This was boxing’s next big star?
Some have suggested Broner has learned his lesson from the debacle and is now focused on temperance in regards to his outside-the-ring shenanigans—especially those that served as distractions to dedicated training.
According to USA Today’s Bob Velin, Broner is playing it smart this time around:
Broner has also laid low on social media after getting some advice from a friend he calls his "big brother." He had engaged in some unsavory tweeting that wasn't exactly wise for a man who believes he will someday become the first boxer to crack a billion dollars in earnings. He also engaged in a Twitter war with Khan recently.
Broner said he’s actually glad he lost the fight to Maidana. In fact, he implies it’s changed him as a person.
"Losing that fight was definitely the best thing that ever happened to my career," Broner told Velin. "If Adrien Broner didn't lose that fight, if you think I'm a jackass now, what would I have been (if I won)?"
But is he being serious? Maybe.
Filtering Broner’s lively personality is one thing, but what about taking his career seriously enough to make other good decisions?
Broner is dropping down to junior welterweight for his fight on Saturday against Carlos Molina. That’s the division he skipped over after winning alphabet titles at junior lightweight and lightweight before jumping up to welterweight to face Maidana.

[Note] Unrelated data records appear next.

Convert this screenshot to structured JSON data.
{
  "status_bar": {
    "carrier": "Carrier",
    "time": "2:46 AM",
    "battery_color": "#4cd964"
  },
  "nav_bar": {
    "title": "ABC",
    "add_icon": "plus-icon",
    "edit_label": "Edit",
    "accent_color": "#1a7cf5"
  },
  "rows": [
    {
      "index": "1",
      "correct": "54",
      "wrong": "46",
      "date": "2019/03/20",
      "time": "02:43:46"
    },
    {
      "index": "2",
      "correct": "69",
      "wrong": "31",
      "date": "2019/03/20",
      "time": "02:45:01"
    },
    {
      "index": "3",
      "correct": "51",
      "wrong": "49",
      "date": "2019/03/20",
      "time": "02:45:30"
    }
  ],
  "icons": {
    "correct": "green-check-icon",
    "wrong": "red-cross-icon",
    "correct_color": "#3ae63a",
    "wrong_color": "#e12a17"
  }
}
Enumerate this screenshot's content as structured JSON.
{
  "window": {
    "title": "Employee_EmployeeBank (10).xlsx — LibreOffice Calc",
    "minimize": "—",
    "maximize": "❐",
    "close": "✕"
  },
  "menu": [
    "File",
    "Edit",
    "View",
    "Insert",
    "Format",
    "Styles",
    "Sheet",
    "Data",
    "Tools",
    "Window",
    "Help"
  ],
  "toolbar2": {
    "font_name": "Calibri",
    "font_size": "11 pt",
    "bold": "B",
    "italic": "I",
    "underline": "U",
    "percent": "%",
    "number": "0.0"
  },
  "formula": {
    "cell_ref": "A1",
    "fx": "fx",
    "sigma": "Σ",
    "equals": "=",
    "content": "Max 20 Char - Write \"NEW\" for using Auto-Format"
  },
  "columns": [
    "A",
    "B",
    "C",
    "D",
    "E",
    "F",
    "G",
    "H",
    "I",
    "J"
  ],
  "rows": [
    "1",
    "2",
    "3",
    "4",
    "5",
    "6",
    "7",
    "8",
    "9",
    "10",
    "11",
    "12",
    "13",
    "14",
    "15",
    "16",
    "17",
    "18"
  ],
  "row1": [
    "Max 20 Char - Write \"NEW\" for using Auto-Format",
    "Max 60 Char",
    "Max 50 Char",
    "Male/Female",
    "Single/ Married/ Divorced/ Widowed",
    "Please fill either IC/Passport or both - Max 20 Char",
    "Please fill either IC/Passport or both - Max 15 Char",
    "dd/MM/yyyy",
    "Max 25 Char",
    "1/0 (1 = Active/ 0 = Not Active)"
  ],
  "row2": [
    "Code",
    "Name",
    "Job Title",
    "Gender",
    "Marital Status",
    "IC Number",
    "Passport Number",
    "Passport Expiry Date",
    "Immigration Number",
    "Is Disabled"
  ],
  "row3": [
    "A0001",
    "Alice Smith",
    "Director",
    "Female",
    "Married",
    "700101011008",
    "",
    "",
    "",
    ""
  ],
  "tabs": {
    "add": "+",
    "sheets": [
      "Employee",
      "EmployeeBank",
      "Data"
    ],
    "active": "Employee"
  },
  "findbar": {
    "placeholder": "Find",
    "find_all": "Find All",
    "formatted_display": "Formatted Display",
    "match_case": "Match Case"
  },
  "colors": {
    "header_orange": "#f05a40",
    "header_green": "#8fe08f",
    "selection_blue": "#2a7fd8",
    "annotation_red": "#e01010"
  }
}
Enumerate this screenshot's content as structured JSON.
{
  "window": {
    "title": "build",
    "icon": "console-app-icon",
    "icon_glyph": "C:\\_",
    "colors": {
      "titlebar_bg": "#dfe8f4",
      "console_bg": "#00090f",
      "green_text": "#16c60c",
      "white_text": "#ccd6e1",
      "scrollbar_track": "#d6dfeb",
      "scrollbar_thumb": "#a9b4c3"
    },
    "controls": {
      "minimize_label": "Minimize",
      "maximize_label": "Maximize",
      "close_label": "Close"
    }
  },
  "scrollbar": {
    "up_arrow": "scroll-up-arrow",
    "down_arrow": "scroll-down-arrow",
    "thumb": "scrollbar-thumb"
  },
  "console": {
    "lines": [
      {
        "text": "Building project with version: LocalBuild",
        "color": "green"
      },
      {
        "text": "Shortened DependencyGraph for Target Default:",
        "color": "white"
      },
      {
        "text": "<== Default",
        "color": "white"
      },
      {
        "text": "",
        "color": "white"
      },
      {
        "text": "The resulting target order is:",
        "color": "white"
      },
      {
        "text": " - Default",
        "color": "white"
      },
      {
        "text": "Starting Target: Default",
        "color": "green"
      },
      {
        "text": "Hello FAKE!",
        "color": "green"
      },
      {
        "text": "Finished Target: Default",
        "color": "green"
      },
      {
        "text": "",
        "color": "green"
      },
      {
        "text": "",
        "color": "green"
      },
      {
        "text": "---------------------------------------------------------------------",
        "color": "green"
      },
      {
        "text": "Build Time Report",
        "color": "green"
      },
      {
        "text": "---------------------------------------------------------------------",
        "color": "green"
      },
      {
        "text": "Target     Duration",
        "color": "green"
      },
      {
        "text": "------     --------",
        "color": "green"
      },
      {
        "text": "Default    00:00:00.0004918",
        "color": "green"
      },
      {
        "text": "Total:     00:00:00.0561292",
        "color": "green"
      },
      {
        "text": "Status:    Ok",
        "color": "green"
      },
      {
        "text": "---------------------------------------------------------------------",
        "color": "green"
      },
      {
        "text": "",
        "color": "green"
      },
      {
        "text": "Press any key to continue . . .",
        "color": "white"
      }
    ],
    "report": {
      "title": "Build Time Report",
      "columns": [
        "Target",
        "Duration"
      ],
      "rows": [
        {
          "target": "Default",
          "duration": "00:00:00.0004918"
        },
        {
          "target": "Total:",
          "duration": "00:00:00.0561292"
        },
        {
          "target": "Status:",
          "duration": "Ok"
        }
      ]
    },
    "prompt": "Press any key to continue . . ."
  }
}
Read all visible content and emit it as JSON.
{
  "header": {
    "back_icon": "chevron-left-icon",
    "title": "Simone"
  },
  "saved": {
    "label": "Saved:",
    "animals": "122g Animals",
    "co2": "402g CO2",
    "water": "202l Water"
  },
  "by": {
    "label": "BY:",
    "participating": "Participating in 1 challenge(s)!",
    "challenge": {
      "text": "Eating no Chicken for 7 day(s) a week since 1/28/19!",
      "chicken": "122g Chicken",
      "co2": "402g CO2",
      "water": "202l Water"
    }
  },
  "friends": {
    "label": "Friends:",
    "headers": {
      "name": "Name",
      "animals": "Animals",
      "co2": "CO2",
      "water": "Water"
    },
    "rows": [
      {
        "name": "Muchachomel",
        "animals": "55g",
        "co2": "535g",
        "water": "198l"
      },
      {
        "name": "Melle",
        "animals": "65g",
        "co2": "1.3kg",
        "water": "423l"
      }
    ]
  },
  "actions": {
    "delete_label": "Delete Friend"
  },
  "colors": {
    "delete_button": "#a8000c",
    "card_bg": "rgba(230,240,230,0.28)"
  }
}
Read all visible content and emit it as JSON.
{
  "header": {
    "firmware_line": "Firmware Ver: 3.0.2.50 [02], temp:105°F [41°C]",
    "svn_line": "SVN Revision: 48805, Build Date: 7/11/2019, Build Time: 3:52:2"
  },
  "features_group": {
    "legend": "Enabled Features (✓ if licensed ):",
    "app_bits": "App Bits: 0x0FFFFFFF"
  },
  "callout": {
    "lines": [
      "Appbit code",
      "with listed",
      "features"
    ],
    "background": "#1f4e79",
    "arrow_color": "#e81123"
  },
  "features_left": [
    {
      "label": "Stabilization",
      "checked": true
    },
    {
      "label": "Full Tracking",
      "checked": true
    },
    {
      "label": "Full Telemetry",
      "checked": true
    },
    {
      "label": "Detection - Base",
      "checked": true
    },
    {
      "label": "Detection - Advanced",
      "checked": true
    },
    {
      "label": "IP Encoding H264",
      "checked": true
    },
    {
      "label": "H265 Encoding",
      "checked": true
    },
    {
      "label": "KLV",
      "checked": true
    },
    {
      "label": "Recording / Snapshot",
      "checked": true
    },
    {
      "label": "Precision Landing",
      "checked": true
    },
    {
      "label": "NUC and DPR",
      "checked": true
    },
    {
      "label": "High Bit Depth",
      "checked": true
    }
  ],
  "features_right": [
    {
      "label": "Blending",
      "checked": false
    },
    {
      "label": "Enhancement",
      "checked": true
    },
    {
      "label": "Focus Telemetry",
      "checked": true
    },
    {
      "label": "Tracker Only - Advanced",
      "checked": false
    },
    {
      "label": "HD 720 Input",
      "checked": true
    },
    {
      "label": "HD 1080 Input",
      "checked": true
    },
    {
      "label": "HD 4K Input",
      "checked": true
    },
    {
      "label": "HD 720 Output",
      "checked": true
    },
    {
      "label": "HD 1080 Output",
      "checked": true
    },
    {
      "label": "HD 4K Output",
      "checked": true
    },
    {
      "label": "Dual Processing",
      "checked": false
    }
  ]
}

When I talked to world-renowned boxing trainer Ronnie Shields for The Sweet Science following Broner’s loss to Maidana, he told me Broner moving up too high in weight so soon in his career was a bad move that he should rectify before going forward:
Because to me, he’s not strong enough to be a welterweight right now. He’s a good fighter. You can’t take that away from him. But he’s not strong enough at that weight, and the guys at the weight are really, really strong.
Whether he knows it or not, Broner heeded Shields’ advice.
And it’s a positive step forward, a glimmer of hope for those who hope to see Broner be all he can be as a prizefighter.
However, no one knows how this thing ends. For every positive step Broner appears to take toward becoming a grownup and serious professional, he does other silly things that might give one pause on the matter.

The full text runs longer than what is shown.